Oooh, tough one. See, my problem with my writing is that I try and make it coherent and logical. Silly habbit. That turns out to be far less humorous. Now, I've thought of an answer, but I'll lead you through my thought process.
It's difficult to think of something that will be relevant throughout your lifetime. Sure, there are some cool memories that would be awesome to have perfectly replayed, but in 10 years they may be totally inconsequential. So I started focussing on memories that should last a lifetime and I was drawn to my trip to Australia (envy me). There is this particular spot at the entrance to Sydney Harbor that is hands down the most incredible sight I have ever seen. Sheer cliffs down to the ocean, clear blue water, sounds of the waves crashing against the rock, and you could see for miles on end. But, this would be just a memory, albeit a perfectly accurate one, and I don't know that this machine could truly do it justice. Then I came to my conclusion.
There was a concert I saw here on campus two years ago; it was the Chamber Orchestra Kremlin. They performed an arrangement of Tchaikovsky's Souvenir de Florence. The three-minute snipet that I would like this machine to play is that last three minutes of the second movement. It was practically orgasmic, kid you not.
Ok, now that I've revealed way to much about myself (which I suppose is the point of this thing anyway), I'll move on.

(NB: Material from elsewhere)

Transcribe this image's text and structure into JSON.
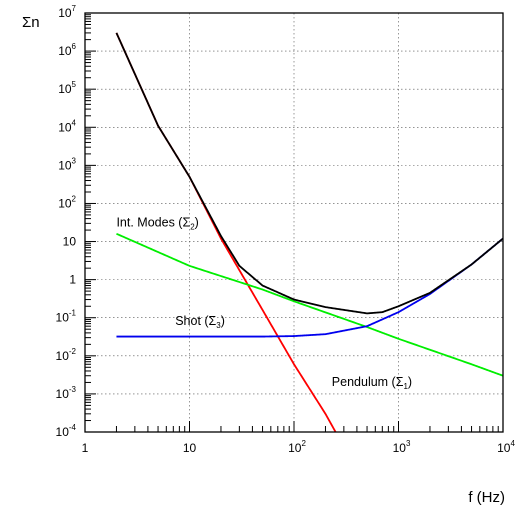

5. You spin the 'Wheel of Ridiculous Afflictions' and lose. One of your senses will be painlessly -- but permanently -- taken away. Which one is it?
Another difficult question. Let's go through all five before reaching a conclusion.
- Sight: wanna keep it. Being blind would really be a pain in the ass, I think. Best case scenario is that you have a dog running you around all over the place. What if you dog get's really sick of hanging out with a blind guy and decides to run out in traffic? Oh, and that stick thing is such a fashion faux pas.
- Hearing: Um, I just chose for my one memory a music performance. That'd be a no.
- Touch: Well, I still have not gotten laid yet, so we'll keep that around for a little bit longer, at least.
- Smell: This might be a possibility. There are a lot of good smells out there, but also a lot of bad ones as well. I would be able to miss out on stinky guy who lives down the hall, but then again, I'd never know what was for dinner until I went into the kitchen.
- Taste: This could be difficult to part with, but if I choose to keep it, isn't smell a really big part of tasting? I really like food. Then again, I would be able to eat a really healthy diet.
Thought for the Day
Well, this will have to be brief, because this is easily the longest post I've written.
Actually, I've got nothing. Um...........
Ok, here's something. Think about how Australia was founded. It was originally a prison colony. These guys who commited crimes in the cramped, dark, dirty city of London were transported half-way around the world to an island with incredible scenery, beaches, and best of all, weather. Yeah, no way does it rain as much in Australia as it does in England. So, what was going throught the prisoners' minds as they approached Australia? I can think of a word: Upgrade.